De son côté, l’étain perd 3% sur la semaine. Cette baisse fait suite à la décision de PT Timah, l’un des principaux industriels de l’étain en Indonésie, de reprendre la production. Début août, sa décision d’arrêter sa production avait fait s’enflammer les prix. Alexandre Benazzouz reviendra plus en détail sur le cas de la politique minière indonésienne dans la semaine.
Les matières agricoles continuent d’inquiéter
Les prix agricoles se sont enfin stabilisés. Si les prix sont à des niveaux trop hauts pour nombre d’importateurs, c’est surtout les scénarios possibles pour la fin d’année qui inquiètent.

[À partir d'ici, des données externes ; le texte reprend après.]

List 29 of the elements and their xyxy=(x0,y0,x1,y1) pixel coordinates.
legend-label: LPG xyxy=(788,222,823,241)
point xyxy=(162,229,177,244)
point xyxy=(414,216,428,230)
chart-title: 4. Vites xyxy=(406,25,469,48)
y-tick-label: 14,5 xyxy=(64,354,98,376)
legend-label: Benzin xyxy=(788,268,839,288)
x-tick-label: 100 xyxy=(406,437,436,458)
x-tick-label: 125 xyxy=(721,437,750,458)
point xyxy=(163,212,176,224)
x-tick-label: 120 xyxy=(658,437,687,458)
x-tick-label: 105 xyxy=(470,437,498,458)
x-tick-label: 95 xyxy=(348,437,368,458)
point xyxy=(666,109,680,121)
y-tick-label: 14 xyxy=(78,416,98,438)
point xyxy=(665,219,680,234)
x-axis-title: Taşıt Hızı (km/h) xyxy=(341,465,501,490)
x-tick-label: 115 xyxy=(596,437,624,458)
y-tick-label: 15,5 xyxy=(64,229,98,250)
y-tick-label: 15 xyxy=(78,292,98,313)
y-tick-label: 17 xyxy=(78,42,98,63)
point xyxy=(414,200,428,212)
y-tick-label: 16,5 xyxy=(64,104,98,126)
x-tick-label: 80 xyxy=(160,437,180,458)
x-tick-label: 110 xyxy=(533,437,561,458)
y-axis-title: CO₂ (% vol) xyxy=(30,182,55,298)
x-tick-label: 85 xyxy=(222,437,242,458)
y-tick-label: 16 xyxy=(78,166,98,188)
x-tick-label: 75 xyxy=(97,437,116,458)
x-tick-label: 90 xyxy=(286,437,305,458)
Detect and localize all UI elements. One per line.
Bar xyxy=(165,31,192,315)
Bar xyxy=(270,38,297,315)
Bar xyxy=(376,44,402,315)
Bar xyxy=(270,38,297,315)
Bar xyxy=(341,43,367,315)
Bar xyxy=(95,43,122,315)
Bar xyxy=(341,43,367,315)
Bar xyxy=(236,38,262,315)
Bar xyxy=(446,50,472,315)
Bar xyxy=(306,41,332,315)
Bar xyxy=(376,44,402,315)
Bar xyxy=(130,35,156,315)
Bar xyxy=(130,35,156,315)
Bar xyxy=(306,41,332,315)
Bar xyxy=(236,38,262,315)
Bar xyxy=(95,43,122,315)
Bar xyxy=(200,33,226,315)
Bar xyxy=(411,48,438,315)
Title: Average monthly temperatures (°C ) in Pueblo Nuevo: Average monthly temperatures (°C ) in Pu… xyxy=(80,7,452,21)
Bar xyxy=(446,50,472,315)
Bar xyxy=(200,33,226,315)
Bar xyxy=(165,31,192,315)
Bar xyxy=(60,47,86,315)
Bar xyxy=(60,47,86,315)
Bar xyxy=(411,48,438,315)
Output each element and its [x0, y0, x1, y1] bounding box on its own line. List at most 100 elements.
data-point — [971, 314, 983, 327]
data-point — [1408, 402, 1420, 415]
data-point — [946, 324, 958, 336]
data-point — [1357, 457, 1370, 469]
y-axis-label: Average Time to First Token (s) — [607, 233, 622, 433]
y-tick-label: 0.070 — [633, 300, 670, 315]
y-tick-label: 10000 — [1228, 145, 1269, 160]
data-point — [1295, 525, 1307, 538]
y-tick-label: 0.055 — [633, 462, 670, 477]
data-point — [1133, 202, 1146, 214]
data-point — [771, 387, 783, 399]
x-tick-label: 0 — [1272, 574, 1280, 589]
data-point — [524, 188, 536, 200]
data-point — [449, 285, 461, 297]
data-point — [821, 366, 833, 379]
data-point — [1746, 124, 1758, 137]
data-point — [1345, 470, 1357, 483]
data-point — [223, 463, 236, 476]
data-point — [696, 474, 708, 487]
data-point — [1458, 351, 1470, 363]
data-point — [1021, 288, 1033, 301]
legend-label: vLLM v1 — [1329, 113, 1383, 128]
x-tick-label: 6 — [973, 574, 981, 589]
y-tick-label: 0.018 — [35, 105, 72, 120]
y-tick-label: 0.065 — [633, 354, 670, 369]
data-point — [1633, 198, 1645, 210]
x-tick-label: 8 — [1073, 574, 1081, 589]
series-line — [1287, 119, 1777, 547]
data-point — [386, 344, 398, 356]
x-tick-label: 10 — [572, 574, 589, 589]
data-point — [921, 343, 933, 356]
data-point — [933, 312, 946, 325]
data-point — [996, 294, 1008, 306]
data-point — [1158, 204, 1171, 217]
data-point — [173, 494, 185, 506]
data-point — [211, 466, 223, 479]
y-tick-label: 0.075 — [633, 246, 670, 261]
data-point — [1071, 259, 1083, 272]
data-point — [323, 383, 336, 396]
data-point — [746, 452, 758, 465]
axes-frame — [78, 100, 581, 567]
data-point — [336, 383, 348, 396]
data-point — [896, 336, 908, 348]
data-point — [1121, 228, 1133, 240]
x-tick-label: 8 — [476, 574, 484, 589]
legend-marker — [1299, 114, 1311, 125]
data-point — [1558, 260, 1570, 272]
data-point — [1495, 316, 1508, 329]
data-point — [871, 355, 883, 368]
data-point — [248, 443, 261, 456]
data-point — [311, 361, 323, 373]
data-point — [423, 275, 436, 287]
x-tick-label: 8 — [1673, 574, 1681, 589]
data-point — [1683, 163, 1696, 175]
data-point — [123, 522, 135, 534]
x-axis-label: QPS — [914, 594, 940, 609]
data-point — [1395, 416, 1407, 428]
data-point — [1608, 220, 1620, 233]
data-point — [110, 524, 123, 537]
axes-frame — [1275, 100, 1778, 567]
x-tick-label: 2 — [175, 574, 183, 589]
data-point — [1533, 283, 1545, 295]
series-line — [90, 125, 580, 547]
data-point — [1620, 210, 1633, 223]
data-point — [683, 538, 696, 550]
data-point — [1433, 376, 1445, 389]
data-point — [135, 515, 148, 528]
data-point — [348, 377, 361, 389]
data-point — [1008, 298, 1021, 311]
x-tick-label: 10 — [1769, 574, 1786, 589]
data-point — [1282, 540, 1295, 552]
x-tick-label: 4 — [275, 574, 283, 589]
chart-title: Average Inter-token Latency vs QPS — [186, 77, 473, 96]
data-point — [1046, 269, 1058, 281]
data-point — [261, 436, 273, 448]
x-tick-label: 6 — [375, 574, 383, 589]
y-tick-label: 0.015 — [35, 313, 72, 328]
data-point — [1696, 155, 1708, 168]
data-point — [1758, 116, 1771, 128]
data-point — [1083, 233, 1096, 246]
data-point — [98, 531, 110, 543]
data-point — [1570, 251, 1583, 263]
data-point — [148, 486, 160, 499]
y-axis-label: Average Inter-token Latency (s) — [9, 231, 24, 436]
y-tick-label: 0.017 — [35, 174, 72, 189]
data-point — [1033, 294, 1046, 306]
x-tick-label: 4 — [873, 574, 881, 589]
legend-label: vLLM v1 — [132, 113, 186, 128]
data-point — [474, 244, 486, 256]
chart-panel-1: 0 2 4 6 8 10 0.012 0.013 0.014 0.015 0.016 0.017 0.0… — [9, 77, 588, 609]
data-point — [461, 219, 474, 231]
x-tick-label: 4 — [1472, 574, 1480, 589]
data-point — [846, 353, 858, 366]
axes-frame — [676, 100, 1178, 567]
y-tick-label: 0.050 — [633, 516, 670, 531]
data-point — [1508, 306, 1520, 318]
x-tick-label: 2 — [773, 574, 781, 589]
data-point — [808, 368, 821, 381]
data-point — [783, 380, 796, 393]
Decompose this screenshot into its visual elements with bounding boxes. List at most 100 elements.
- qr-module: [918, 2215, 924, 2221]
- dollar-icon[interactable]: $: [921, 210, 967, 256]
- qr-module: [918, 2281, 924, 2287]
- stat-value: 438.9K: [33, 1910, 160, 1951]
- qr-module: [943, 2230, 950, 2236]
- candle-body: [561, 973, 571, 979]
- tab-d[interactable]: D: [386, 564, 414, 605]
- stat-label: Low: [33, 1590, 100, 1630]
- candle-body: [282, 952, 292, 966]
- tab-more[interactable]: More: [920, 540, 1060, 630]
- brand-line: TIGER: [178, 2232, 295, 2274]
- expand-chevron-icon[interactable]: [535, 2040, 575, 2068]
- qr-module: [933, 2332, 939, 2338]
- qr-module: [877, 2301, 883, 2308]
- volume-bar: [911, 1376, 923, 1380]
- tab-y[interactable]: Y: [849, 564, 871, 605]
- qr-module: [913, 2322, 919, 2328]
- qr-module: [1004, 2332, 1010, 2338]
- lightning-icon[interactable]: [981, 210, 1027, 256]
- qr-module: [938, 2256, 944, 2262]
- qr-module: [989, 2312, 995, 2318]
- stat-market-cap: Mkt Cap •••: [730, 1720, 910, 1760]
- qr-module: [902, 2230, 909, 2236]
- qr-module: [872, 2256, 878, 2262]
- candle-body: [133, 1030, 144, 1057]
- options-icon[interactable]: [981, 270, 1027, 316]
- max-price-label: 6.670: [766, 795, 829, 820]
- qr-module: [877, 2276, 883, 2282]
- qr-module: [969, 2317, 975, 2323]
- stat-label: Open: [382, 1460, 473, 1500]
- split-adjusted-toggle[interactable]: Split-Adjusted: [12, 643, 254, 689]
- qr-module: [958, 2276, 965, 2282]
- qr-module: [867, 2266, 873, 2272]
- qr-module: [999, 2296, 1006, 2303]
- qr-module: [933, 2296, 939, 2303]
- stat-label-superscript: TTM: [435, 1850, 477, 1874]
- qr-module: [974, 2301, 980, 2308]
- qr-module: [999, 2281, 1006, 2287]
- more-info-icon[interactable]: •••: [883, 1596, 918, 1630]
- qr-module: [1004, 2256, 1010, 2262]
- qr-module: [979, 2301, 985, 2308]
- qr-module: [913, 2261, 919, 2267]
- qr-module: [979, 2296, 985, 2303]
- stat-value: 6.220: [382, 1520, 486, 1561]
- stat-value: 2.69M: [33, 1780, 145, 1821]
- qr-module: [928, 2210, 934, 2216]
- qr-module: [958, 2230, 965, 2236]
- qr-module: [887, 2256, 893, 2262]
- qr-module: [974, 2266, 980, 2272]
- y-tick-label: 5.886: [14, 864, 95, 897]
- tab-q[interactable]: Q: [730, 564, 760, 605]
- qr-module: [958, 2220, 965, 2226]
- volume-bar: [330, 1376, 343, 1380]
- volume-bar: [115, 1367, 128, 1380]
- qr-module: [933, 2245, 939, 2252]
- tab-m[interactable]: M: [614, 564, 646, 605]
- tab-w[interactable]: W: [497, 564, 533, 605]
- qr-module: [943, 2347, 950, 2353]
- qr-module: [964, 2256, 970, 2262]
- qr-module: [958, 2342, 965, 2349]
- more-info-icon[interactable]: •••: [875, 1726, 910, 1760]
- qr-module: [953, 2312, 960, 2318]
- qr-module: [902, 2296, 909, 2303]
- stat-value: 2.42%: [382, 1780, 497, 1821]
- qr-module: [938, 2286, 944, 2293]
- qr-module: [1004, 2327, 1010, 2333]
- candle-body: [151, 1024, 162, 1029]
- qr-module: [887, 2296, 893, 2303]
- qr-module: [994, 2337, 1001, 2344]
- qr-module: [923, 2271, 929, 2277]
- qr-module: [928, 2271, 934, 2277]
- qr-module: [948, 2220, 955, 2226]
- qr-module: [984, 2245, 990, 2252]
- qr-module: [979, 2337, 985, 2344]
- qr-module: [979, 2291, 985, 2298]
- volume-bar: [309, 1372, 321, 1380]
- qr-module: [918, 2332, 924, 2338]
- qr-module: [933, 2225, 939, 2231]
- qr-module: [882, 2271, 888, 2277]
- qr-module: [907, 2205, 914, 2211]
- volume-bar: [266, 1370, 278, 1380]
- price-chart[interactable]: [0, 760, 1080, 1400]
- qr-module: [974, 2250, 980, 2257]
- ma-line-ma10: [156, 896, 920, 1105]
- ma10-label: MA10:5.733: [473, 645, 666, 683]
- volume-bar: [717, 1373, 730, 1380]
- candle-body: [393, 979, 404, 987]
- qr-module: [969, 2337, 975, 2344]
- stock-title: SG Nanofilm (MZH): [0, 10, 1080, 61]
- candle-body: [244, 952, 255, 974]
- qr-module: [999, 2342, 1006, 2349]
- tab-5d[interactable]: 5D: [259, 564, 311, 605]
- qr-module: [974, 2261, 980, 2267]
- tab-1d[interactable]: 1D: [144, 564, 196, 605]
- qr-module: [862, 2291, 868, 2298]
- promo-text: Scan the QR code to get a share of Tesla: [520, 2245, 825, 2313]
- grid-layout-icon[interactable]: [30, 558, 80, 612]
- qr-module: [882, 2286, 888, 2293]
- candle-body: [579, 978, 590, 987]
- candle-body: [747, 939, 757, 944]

Les prix du maïs, du blé et du soja pourraient encore croître à l’approche de l’hiver. La Russie devrait considérablement réduire ses exportations, asséchant le marché en attendant la récolte de l’hémisphère sud. Or là aussi, l’inquiétude domine. La moindre manifestation du phénomène El Niño pourrait perturber les récoltes en Australie et en Amérique du Sud. Le seuil des 9 $ pour le maïs reste notamment possible, car le marché est plus que jamais sous tension.
A noter, les prévisions de l’International Sugar Organization sur les prix du sucre sont nettement baissières pour les semaines à venir. La production brésilienne serait particulièrement bonne cette année.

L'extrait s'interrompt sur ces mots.